When it comes to conflict between two people there are a lot of variables and moving parts. Not all conflict is the same. All if tends to stem, however, from a similar pool of sewage and it all seems to smell the same. But, the cause and the cure can have remarkably different definitions and solutions. In the above passage, however, we find two principles of Scripture that can assist as we navigate any type of conflict. The first principle is that “whoever serves Christ” has a level of acceptance and approval by God and by mankind. This repeats a behavior and example set by Jesus as he grew older. Luke records it this way:
And Jesus increased in wisdom and in stature and in favor with God and man.
Those who want to serve God and seek His face in Christ, are promised a supernatural acceptance level with mankind. That is not true for all men, because, regretfully some are for war and not peace. In speaking about a friend, or friends, he had, who he was now experiencing conflict, King David stated:
I am for peace,
but when I speak, they are for war!
Early in Romans, Paul told us to:
If possible, so far as it depends on you, live peaceably with all.
We have the obligation in our Christian walk to pursue peace by serving Christ. That introduces the second principle in Paul’s conclusion about conflict. He states that those who really are walking in the light of Christ will “pursue what makes for peace and mutual upbuilding” of others. That is the hard thing to do in a conflict. We don’t always “feel” like “upbuilding” those who have offended us or who are walking contrary to our thoughts. Romans 14 is all about a conflict brewing in the church and between some competing values of the members. The key to resolving conflict within the Christian community, Paul states, is to agree that we are living for Christ, not ourselves and that we are obligated to build another up. In the next chapter of Paul’s notes on conflict, he builds on this thoughtt:
Let each of us please his neighbor for his good, to build him up.

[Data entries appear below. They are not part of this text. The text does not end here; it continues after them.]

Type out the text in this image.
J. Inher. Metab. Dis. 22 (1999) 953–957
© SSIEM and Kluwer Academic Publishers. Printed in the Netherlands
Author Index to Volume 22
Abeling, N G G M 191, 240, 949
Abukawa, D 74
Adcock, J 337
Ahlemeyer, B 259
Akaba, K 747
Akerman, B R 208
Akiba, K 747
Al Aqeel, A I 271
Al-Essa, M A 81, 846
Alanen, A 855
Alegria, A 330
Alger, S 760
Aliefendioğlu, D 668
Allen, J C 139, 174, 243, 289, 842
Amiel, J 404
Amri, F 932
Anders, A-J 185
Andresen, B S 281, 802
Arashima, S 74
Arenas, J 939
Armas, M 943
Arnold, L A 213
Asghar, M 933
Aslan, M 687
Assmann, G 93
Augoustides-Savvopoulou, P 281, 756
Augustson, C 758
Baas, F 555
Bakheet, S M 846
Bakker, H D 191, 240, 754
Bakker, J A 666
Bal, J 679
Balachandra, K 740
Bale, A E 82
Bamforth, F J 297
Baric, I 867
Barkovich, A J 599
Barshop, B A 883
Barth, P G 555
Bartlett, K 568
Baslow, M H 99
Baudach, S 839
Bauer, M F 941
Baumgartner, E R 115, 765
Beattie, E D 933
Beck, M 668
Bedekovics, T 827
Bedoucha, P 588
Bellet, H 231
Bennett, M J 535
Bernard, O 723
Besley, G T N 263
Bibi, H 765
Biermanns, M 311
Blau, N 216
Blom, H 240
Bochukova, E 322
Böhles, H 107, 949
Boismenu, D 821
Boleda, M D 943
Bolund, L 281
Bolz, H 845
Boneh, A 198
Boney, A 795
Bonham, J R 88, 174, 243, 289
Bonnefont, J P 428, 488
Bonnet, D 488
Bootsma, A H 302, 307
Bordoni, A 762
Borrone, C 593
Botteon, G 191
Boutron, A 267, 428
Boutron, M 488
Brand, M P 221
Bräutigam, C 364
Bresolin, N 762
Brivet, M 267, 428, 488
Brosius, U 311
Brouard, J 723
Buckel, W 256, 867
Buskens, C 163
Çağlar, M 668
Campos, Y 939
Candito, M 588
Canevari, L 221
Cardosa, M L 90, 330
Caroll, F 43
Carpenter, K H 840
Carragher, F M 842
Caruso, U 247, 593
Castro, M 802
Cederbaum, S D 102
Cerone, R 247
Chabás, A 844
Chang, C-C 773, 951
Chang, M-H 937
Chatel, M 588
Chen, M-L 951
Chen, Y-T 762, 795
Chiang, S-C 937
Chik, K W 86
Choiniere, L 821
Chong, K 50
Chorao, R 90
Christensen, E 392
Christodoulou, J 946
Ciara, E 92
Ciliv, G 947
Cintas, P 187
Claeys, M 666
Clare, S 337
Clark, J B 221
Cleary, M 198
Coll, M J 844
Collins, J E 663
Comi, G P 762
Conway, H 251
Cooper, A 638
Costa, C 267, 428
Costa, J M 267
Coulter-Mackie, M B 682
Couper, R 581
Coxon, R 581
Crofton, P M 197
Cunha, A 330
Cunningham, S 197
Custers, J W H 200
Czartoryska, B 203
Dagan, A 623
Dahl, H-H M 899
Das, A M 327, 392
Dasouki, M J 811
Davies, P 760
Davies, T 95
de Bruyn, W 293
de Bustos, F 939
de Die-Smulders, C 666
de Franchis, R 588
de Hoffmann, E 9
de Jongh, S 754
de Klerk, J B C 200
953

We are obligated in our Christian walk to build up another. We are not to tear them down. Paul said the same thing to the Ephesian Christians this way:
Let no corrupting talk come out of your mouths, but only such as is good for building up, as fits the occasion, that it may give grace to those who hear. And do not grieve the Holy Spirit of God, by whom you were sealed for the day of redemption. Let all bitterness and wrath and anger and clamor and slander be put away from you, along with all malice. Be kind to one another, tenderhearted, forgiving one another, as God in Christ forgave you.
Simple words can’t fix conflict. However, int that passage, according to Paul, words are the avenue for God’s grace. Words can, of course, make the conflict worse. The building block to restore and repair our hearts after conflict are to agree to mutually serve Christ and to mutually pursue peace, by speaking truth through a kind and forgiving heart. That doesn’t change the circumstances, but it does open the doors for God to do a work. That is what God subscribes as the answer to conflict.